Young people overestimate themselves ' digital '
Studies by Kennisnet and Mediawijzer.net shows that most young people have difficulty assessing fake news and finding information online.
"Young people see new media as something they are familiar with," said a spokesman for the Week's Media savvy, an information campaign that begins Friday. "They are there might be useful in but do not have the skills to assess and to look up information. They are also less interested in what they hear in school about media savvy now and want to learn rather creative things like editing photos, movies or programming. "
Parents and teachers are, according to the researchers, less convenient in new media and soon take a policing role on young people themselves which they warn of the dangers, such as game and smartphone addiction and sexting. "They underestimate what they can teach young people in the field of media wisdom," said the spokesman.
According to the promoters, there is a large gap between parents and teachers and young people. The week should bring generations closer together, for example by debates and workshops.

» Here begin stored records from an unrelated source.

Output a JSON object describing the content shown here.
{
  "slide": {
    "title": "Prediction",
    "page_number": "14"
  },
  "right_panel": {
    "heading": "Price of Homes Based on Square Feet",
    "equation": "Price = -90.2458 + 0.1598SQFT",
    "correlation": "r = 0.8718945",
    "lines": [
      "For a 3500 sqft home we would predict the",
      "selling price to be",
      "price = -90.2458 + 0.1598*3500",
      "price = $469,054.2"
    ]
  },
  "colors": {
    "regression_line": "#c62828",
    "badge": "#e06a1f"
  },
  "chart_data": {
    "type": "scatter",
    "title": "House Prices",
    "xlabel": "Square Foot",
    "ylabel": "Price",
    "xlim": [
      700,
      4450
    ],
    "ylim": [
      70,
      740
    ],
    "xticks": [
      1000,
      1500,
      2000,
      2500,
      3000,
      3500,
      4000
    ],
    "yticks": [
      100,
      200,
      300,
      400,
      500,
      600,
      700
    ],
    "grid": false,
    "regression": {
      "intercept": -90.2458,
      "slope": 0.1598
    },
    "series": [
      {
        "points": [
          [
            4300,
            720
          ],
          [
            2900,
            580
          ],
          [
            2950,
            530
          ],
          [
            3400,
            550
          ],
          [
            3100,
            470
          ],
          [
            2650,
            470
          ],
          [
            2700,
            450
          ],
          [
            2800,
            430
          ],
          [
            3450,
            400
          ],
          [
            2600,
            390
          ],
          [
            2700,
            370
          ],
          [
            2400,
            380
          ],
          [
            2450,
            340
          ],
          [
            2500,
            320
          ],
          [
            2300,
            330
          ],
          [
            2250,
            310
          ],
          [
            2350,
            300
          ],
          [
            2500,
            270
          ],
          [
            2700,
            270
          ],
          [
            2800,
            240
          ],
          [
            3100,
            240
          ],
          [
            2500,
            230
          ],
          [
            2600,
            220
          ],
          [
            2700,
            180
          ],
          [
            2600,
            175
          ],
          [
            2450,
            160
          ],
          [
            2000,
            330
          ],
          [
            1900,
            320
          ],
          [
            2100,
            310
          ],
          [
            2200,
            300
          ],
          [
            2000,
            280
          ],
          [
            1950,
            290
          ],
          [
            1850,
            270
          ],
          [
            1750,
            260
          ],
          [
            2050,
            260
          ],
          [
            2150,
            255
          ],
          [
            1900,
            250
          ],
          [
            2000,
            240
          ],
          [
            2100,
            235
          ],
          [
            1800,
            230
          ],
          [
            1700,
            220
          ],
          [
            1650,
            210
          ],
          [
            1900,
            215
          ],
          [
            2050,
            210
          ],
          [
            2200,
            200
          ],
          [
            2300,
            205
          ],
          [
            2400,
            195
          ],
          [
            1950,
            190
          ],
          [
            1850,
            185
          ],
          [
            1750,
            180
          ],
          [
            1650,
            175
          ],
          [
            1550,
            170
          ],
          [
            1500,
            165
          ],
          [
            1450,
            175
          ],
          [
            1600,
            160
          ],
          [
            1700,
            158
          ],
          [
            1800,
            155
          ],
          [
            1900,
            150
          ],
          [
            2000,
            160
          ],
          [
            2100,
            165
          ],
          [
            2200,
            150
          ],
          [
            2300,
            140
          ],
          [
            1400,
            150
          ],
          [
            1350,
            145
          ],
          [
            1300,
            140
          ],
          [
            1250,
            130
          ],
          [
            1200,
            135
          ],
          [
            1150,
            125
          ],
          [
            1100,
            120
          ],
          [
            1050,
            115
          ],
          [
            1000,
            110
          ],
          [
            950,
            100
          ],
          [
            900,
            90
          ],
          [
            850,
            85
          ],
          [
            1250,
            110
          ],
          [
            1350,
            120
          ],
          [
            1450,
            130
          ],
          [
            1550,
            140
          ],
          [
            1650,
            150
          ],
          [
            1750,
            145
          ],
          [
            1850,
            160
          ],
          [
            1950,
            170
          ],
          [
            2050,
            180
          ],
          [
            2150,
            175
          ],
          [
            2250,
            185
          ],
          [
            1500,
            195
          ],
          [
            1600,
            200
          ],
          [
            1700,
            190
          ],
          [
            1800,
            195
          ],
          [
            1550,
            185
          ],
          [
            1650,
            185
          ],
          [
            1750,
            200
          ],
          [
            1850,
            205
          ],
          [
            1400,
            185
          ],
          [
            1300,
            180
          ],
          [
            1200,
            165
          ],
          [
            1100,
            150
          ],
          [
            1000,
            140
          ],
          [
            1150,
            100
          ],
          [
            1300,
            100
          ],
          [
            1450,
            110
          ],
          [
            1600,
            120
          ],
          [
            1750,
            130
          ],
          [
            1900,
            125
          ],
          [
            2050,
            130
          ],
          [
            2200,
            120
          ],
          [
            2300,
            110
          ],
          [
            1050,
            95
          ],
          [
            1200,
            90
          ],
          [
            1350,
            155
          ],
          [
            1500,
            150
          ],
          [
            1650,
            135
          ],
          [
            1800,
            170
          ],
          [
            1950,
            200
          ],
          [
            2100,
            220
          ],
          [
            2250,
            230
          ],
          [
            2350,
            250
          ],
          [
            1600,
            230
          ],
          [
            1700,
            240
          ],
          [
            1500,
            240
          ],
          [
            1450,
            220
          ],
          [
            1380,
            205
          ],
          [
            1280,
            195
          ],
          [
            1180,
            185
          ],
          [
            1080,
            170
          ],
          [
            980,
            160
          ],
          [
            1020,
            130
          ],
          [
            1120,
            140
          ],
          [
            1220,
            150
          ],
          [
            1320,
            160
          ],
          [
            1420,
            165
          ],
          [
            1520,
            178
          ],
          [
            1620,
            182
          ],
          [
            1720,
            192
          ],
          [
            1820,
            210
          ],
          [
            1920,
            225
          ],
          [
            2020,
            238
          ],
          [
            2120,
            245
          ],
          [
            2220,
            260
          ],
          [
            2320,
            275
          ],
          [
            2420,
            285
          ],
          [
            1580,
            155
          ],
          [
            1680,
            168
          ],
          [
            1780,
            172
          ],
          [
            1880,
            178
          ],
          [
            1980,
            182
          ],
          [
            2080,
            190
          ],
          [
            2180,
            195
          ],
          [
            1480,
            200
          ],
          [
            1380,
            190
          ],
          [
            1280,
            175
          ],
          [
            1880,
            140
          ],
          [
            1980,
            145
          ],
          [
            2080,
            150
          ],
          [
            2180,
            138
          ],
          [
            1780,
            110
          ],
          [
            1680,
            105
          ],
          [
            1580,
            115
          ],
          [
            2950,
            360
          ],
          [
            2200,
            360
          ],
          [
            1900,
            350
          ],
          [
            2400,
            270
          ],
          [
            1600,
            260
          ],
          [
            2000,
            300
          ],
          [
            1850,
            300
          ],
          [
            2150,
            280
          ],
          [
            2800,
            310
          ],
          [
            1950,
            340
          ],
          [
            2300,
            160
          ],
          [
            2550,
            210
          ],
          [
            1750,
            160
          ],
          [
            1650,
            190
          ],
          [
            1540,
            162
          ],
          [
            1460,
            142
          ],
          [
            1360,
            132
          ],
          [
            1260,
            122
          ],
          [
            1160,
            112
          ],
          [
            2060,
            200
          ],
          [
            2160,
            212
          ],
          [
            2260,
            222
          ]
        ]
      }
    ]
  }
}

On schools is hardly taught in digital skills because it is still not compulsory. According to the investigations is the social environment the most determines what young people learn about digital skills. Less educated young people pose a risk group.
The results are based on self reports, a 1600 test on information literacy under a thousand young people and a survey on media savvy under an equally large group of young people. Mediawijzer.net is an initiative of the Ministry of education, culture and science. The organization wants to enable children and young people ' media wise '. Kennisnet supports and advises schools on ICT.